Hypertension prior to surgery

39 yo man for hip arthroplasty – AVN of hip

Background

  • HTN
    • Medicated (3 agents) for 10 years
    • Known to endocrinologist
    • Normal renal artery scans
    • Patient didn’t complete ambulatory testing, however BP 177/114 in clinic. Asymptomatic 
    • Endocrinoloigst recommended plasma metanephrines, ACTH, cortisol, and plasma renin
  • BMI 30
  • Reports drinking 24 beers a week
  • Current smoker

Issues

  • ? management of preoperative HTN 

Discussion

  • Ensure TFT’s checked.
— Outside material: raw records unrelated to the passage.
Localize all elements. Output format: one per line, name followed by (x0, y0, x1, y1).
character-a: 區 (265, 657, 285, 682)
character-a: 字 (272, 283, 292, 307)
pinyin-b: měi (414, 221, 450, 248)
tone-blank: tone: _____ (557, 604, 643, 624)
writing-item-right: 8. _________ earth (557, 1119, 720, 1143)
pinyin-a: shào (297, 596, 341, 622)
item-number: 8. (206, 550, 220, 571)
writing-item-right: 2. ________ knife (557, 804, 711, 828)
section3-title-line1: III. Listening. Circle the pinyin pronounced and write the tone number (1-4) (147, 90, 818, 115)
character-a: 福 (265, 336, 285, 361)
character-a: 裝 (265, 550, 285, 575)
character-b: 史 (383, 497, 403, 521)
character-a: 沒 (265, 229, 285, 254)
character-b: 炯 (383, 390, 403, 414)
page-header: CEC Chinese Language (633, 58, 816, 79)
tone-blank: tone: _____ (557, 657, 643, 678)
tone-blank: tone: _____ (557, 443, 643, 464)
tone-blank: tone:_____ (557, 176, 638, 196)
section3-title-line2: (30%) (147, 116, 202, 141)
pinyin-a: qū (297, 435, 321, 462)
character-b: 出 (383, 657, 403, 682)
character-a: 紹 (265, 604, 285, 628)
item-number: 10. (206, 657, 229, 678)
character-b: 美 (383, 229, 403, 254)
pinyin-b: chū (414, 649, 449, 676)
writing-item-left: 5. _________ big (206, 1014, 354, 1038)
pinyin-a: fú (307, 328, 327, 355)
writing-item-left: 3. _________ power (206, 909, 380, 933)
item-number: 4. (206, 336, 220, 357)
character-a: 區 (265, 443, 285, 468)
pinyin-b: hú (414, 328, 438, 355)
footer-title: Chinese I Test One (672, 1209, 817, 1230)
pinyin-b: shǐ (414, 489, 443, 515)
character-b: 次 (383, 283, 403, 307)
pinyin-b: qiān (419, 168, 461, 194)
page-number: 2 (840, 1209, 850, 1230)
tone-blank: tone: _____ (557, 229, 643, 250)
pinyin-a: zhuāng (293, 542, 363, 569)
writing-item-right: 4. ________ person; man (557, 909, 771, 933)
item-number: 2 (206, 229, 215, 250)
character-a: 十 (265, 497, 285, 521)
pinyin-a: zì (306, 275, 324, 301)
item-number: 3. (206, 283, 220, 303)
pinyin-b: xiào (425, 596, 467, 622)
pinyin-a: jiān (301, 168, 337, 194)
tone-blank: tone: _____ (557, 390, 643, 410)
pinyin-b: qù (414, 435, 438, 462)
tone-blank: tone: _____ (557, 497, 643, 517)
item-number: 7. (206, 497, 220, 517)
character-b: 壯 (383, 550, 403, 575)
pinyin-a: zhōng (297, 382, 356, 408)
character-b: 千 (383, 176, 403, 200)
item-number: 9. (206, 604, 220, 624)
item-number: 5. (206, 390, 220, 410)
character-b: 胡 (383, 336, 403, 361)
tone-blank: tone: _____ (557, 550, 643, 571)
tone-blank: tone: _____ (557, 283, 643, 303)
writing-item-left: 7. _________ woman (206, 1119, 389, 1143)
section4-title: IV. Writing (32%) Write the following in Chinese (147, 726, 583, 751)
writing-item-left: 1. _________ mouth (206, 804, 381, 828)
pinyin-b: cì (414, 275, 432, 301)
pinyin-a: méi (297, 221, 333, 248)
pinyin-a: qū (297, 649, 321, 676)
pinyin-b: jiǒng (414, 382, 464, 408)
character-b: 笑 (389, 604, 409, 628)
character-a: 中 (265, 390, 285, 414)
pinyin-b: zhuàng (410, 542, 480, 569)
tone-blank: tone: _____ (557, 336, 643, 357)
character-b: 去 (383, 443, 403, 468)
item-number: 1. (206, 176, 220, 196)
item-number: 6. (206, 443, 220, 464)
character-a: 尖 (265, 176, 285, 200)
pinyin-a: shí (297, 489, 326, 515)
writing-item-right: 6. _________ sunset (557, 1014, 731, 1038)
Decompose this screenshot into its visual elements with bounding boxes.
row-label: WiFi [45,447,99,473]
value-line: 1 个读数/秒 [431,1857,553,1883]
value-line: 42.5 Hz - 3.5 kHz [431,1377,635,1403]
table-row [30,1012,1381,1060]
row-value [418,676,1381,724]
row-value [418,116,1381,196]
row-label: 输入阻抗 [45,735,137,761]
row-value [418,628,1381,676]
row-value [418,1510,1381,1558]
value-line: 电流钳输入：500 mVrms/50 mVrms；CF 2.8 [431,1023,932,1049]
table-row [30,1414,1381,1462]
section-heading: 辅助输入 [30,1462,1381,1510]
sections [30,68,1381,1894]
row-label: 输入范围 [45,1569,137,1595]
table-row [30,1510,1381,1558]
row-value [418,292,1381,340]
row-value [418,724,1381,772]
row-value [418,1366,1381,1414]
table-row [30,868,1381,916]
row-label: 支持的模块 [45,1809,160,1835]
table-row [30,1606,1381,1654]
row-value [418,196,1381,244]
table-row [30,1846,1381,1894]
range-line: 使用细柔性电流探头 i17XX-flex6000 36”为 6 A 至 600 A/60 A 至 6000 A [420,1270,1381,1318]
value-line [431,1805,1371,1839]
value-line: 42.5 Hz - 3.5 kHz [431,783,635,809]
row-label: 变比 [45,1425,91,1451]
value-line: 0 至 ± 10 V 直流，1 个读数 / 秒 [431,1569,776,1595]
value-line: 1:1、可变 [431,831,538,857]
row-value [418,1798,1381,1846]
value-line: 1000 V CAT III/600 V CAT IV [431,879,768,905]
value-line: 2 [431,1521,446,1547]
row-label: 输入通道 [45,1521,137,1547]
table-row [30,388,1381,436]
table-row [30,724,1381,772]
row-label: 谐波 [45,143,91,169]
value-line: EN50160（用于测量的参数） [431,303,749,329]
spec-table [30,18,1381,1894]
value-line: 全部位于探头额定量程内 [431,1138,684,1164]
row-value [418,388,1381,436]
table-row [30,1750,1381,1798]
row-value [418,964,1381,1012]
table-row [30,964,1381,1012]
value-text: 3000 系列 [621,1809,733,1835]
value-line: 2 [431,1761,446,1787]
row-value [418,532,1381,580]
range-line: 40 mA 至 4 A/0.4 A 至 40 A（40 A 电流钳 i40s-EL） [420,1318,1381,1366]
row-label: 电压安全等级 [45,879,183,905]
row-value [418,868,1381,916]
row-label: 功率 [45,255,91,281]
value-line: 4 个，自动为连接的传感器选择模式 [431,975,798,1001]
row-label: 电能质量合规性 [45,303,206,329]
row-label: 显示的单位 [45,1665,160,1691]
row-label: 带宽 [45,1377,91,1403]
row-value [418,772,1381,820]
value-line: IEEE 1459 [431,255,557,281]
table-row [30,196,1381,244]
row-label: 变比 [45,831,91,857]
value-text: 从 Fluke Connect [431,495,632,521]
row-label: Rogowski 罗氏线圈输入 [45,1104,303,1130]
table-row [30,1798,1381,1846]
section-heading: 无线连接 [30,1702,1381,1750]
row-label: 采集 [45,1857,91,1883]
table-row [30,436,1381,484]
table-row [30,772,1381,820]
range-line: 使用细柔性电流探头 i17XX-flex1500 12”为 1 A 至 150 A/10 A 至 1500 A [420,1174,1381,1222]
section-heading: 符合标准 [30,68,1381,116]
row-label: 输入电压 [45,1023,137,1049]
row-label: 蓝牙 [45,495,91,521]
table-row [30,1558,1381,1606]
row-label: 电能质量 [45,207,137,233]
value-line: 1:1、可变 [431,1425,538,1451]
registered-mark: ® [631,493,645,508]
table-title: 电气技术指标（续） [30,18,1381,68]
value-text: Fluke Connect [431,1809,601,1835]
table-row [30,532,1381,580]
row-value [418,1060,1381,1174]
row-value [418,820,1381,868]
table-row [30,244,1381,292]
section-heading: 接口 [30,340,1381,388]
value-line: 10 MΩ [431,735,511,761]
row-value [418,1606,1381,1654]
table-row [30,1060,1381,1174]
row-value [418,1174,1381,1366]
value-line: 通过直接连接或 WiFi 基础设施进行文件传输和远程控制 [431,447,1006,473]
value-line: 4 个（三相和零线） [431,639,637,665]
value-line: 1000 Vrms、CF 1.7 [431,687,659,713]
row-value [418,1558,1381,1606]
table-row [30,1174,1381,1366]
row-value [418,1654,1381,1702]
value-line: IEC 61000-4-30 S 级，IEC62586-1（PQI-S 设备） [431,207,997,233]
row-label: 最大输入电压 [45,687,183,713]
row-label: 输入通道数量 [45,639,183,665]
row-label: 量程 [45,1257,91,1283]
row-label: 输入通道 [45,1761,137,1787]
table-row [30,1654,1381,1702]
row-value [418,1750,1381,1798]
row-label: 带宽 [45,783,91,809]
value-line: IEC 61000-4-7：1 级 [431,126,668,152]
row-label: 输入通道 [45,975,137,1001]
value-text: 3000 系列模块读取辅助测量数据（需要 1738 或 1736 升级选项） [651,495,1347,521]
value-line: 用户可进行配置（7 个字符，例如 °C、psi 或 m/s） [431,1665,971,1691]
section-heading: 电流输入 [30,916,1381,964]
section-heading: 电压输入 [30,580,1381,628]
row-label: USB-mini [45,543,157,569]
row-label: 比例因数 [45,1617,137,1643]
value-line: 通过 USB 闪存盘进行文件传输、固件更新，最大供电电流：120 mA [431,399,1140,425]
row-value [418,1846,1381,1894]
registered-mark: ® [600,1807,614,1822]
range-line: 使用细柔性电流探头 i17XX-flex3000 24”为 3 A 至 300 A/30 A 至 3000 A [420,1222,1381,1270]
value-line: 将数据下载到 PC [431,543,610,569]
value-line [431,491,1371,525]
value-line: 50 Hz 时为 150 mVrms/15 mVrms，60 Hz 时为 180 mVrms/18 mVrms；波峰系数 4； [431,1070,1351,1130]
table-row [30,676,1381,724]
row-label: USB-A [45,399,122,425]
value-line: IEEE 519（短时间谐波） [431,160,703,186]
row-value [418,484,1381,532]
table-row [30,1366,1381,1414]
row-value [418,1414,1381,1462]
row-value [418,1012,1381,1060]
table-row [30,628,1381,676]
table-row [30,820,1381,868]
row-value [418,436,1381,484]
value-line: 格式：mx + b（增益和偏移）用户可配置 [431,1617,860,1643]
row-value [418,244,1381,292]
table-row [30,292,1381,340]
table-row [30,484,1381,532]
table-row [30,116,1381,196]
Check fasting cholesterol – ? would meet criteria for statin therapy
  • POQI consensus paper (BJA, 122 (5): 552e562 (2019) doi: 10.1016/j.bja.2019.01.018)
    • Hypertensive therapy preoperatively doesn’t necessarily lower risk. 
    • No evidence regarding duration of BP control which may confer a risk reduction
    • ‘White coat’ HTN is common and ambulatory measurements or documented control by GP should be used to guide therapy and perioperative decisions, rather than BP recording on day of surgery (in asymptomatic patients)
  • Hypertension in periop clinic – if symptomatic, should send to ED but reasonable to refer to GP if asymptomatic
  • Commencement of antihypertensives in patients seen in clinic is at discretion of clinic doctor – must ensure appropriate follow up is arranged.